A whole restaurant just for two – what once seemed like frivolous madness is now a rational solution. “Solo per Due” is the name of the opulently furnished minimal restaurant 68 km north of Rome, which always receives only two guests and has long been a favourite with lovers. “The restaurant has been around since 23 September 1988,” says owner Remo Di Claudio. “For 32 years, far before Corona.” The cozy location even has its own palm garden. Regional cuisine at its best is served.

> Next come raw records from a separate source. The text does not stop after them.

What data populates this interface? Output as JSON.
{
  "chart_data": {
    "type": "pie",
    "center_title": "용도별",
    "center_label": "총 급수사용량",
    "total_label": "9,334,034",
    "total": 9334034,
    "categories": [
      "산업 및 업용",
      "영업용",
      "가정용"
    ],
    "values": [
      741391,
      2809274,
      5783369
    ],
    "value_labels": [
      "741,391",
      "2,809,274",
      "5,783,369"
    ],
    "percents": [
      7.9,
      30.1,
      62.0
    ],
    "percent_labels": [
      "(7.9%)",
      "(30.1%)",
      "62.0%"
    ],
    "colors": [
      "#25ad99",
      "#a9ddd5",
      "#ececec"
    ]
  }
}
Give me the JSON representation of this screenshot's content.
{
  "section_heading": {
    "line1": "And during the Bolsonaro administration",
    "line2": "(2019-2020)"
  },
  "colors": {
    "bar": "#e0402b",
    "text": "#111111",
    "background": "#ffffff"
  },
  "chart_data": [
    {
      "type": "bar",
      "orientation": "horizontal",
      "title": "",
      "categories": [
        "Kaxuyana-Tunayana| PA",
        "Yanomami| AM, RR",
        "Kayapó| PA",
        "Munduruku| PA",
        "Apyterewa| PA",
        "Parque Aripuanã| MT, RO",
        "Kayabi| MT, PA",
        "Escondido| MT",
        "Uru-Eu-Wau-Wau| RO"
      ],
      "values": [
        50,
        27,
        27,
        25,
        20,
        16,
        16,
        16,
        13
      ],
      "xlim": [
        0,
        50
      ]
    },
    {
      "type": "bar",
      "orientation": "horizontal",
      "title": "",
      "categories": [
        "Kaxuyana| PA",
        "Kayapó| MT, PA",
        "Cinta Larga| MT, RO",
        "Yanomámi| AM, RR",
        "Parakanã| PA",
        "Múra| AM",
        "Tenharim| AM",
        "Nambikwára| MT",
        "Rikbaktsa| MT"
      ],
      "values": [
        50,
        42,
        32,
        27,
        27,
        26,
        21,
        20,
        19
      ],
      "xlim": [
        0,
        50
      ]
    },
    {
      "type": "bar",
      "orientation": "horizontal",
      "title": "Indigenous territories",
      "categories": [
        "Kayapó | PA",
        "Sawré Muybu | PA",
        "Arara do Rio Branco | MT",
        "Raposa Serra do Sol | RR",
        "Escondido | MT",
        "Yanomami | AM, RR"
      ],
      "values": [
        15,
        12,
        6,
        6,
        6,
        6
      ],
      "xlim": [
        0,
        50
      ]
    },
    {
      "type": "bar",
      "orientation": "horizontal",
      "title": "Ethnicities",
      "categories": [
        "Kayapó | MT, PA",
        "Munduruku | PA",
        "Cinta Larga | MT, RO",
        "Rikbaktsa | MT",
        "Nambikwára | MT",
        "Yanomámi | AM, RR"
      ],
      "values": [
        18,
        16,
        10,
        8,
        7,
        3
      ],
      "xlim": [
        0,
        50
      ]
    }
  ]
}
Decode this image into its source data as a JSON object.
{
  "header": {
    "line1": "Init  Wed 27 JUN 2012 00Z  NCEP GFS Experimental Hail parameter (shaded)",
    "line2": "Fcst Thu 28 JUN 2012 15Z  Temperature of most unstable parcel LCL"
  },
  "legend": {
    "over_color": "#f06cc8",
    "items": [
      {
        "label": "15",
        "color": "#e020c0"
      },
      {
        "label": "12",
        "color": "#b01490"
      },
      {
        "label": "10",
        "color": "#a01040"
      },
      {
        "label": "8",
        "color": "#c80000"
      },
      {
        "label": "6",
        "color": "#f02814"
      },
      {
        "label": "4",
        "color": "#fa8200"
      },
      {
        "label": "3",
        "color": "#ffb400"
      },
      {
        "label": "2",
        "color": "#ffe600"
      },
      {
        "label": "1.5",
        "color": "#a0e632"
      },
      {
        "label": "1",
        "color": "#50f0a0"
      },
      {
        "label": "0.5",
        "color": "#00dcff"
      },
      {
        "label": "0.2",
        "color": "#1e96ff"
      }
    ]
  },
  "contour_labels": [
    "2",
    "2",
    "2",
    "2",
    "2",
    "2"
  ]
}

If dining for two is still too risky for you, “Bord för en” offers a table for one person. And it is set in the middle of the Swedish countryside, in Wermland, it opens its doors from the 20th May to the 1st August, for one Swedish summer. Everyone pays what they want, any surplus goes to a cultural fund for creative mothers. “We have a few tables left in July, other than that we are almost fully booked. Very exciting!”, says co-owner Linda Karlsson. The food, a genuine Swedish menu, is brought to the table contactlessly from the kitchen by basket with a cable pull. What if the weather doesn’t fit? ” We have invested in blankets, rain and wind shield.”, says the likeable restaurateur, for whom there is still a long way to go after the 1st of August. “We are thinking of opening up more for one in other parts of the world where the temperature might just be a little milder even during the autumn.”. By the way, Linda came up with the idea when her parents came to visit unexpected and, because of Corona, placed their table set in the garden. She served them through the kitchen window. Creative gastronomy with heart – Corona makes it possible!